The following command restores a pre-trained sdxl model from `$WORKDIR/sdxl_base.nemo` derived from the above step.
The quantized U-Net checkpoint is saved to `quantize.quantized_ckpt` and converted onnx file is saved to `onnx_export.onnx_dir`.

In [None]:
! torchrun /opt/NeMo/examples/multimodal/text_to_image/stable_diffusion/sd_xl_quantize.py model.restore_from_path=$WORKDIR/sdxl_base.nemo onnx_export.onnx_dir=$WORKDIR/nemo_onnx quantize.quantized_ckpt=$WORKDIR/nemo.unet.state_dict.nemo.pt

### Now we want to build trt engine from the onnx file

In [None]:
! trtexec --onnx=$WORKDIR/nemo_onnx/unet.onnx --shapes=x:8x4x128x128,timesteps:8,context:8x80x2048,y:8x2816 --fp16 --int8 --builderOptimizationLevel=4 --saveEngine=$WORKDIR/nemo_unet_xl.plan

### Build end to end TRT inference pipeline
In order to run an end to end inference with quantized U-Net engine, we need to export and build engines for the other compenents in SDXL, which includes the VAE and two CLIP encoder.
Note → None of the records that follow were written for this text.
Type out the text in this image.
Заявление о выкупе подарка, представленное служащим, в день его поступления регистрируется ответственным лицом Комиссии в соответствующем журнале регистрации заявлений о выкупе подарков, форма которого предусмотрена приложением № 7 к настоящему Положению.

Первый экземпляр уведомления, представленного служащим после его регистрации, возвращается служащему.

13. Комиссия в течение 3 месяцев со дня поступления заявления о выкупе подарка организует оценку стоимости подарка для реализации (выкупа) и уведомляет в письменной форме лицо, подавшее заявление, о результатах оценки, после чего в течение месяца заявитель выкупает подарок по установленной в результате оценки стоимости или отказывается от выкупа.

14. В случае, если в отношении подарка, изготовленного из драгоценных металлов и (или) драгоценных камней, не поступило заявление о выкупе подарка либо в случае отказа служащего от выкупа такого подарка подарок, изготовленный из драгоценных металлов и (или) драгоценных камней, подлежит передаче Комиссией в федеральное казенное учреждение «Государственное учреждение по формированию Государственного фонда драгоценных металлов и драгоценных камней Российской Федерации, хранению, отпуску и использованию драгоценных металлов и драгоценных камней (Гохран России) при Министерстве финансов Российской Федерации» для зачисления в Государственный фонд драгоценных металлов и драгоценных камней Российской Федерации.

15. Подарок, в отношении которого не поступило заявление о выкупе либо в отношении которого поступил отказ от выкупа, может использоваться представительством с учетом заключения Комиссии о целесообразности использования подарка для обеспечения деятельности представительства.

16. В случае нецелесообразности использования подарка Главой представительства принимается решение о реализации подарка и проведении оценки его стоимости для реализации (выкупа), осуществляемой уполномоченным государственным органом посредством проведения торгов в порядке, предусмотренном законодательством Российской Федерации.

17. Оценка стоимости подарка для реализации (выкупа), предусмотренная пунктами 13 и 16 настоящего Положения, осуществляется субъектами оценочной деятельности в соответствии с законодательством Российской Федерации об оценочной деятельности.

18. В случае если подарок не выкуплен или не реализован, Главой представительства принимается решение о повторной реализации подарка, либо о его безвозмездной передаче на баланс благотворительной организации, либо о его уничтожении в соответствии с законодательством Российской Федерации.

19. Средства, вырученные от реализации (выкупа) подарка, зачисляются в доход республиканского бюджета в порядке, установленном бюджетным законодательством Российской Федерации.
The following script restores SDXL from the `nemo` checkpoint and saves the corresponding engine files to `infer.out_path`.

In [None]:
! torchrun /opt/NeMo/examples/multimodal/text_to_image/stable_diffusion/sd_xl_export.py model.restore_from_path=$WORKDIR/sdxl_base.nemo infer.out_path=$WORKDIR

### Run TRT inference pipeline with original engines

In [None]:
! torchrun /opt/NeMo/examples/multimodal/text_to_image/stable_diffusion/sd_xl_trt_inference.py \
    out_path=$WORKDIR/trt_output_fp16 \
    unet_xl=$WORKDIR/plan/unet_xl.plan \
    vae=$WORKDIR/plan/vae.plan \
    clip1=$WORKDIR/plan/clip1.plan \
    clip2=$WORKDIR/plan/clip2.plan
    

### Run TRT inference pipeline with quantized U-Net engine

In [None]:
! torchrun /opt/NeMo/examples/multimodal/text_to_image/stable_diffusion/sd_xl_trt_inference.py \
    out_path=$WORKDIR/trt_output_int8 \
    unet_xl=$WORKDIR/nemo_unet_xl.plan \
    vae=$WORKDIR/plan/vae.plan \
    clip1=$WORKDIR/plan/clip1.plan \
    clip2=$WORKDIR/plan/clip2.plan